If you scratch the surface, people’s deep ancestry often shows itself in stories, songs, place-names and local words, even in the heart of the modern world, even now. ‘What, no druids?’ – Kristie was the first to express a very gentle dismay – mid-summer’s day, and no druids. Jeremy was a little surprised too – according to him, Covid-19 precautions had seen the closure from public assembly of some of the major henges – Stonehenge, the Rollright Stones, Avebury, Glastonbury – this mid-summer’s morning. It was possible that the Devil’s Quoits would be a popular place to observe the rising sun today if you were a druid or a Watcher of the Old Ways. But apparently not so. I checked online later – apparently this year it was going to be an online summer solstice, a camera observing the rising of the sun, and broadcasting to all those worshippers and onlookers being told to stay away today. We had observed the rising sun with cameras too.

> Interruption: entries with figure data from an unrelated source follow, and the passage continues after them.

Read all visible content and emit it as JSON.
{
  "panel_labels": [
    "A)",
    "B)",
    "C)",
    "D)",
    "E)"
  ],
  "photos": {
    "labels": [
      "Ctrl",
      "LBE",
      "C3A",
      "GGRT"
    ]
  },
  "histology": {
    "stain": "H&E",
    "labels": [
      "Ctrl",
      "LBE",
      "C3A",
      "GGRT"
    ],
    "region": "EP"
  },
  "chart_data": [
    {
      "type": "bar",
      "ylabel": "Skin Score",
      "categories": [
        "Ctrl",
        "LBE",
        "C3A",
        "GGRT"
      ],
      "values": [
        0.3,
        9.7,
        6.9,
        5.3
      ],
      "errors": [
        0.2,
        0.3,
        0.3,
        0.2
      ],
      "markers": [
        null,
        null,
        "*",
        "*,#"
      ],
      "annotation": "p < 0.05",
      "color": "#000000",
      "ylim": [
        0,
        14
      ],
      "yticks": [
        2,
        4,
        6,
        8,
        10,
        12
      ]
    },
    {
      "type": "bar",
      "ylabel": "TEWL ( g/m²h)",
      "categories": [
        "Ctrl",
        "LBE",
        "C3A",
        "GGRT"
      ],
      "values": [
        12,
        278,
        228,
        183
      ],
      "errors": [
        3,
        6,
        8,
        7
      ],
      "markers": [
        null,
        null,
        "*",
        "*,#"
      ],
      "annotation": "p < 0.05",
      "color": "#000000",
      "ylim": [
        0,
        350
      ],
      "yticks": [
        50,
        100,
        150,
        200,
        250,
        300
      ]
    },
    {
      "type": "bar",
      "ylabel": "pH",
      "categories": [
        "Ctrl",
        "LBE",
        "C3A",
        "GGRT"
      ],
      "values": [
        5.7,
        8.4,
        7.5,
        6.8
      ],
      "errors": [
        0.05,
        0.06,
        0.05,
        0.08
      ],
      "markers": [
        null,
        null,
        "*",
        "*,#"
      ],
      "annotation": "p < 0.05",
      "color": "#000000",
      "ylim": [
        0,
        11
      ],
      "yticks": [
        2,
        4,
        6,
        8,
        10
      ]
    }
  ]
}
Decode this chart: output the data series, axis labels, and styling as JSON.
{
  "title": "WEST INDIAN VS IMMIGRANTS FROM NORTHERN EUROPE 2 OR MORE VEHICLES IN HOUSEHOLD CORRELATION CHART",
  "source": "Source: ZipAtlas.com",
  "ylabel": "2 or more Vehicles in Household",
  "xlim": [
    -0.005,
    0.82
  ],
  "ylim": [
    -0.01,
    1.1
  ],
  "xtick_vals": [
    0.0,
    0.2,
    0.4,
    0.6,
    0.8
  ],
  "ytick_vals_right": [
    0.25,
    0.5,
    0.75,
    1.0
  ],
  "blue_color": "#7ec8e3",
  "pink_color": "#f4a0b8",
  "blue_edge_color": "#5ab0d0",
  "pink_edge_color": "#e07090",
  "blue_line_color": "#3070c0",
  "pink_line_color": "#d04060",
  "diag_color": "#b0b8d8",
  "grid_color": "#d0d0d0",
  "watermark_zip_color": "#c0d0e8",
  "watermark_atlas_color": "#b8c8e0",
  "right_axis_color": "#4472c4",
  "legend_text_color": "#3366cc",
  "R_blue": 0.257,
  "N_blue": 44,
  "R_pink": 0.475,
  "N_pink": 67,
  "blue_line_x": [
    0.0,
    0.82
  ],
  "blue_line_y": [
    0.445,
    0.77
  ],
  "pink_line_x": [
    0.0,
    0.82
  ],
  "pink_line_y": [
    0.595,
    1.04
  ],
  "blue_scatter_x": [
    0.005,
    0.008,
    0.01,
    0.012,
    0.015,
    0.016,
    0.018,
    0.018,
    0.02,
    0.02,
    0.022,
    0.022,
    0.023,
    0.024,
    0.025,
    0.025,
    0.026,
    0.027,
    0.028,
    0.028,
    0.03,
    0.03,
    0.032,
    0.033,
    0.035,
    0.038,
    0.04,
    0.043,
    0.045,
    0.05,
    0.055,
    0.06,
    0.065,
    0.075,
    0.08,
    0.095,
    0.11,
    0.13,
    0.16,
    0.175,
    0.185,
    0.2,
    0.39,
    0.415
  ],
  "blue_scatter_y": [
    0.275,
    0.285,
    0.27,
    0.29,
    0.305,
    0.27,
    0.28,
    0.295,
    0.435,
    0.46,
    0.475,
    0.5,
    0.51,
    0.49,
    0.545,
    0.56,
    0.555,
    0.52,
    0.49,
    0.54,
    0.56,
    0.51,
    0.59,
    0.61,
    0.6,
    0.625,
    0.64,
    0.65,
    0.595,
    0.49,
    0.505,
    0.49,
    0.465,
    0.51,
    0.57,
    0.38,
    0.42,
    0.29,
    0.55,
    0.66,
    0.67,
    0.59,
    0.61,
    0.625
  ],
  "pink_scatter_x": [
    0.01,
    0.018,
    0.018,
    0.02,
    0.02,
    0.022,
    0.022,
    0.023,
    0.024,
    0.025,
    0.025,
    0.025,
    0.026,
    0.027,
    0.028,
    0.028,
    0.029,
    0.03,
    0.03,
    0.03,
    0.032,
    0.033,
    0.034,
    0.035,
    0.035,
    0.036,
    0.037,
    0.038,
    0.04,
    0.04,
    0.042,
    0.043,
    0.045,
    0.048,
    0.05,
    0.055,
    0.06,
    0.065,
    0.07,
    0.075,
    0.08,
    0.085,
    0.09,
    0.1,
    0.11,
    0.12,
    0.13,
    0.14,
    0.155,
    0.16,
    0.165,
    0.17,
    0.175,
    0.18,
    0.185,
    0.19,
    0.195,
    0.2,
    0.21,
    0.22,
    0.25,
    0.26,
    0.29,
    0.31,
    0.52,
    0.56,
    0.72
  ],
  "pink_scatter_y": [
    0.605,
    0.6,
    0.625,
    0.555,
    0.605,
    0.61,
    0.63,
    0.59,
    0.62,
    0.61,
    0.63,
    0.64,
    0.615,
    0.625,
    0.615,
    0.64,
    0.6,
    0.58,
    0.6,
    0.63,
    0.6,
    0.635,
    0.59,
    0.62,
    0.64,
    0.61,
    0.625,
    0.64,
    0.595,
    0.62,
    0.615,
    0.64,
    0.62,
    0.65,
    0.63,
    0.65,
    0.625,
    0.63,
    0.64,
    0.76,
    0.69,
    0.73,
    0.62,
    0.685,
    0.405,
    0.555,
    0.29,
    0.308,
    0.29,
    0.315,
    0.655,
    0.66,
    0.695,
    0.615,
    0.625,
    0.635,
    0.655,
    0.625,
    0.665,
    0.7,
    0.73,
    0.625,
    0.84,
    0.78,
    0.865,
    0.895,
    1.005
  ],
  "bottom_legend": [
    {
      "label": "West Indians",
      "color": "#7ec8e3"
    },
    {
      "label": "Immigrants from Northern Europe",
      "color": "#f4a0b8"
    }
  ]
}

We did swim, after much distraction by the henge. in the adjacent pond / ex-gravel pit. Undressed and scrambling into the water, we were joyous and socially distanced. We swam as a pod to the island at the far edge, and then around it. The smell of landfill wafted across from time to time, and Kristie commented that it was like swimming in cabbage-water, such was its green-hue. ‘But cabbage water is good’ she qualified immediately. Kristie is one of the very-most positive jump-for-joy people I know. Jeremy and Judy too, but a bit less jumpy-uppy. The pond was shallow (I scraped my knees on the bottom, stood up in places) and the water was warm. The swim was memorable - Kristies idea of swim-henging on mid-summer’s morning was stroke of genius - the sunrise, the odd juxtaposition of unlikely things, the joyous company (as ever with these lovely people), and picnic breakfast within the henge after. At which Kristie’s home-baked blueberry muffins were, I swear, the very best ever made since prehistory.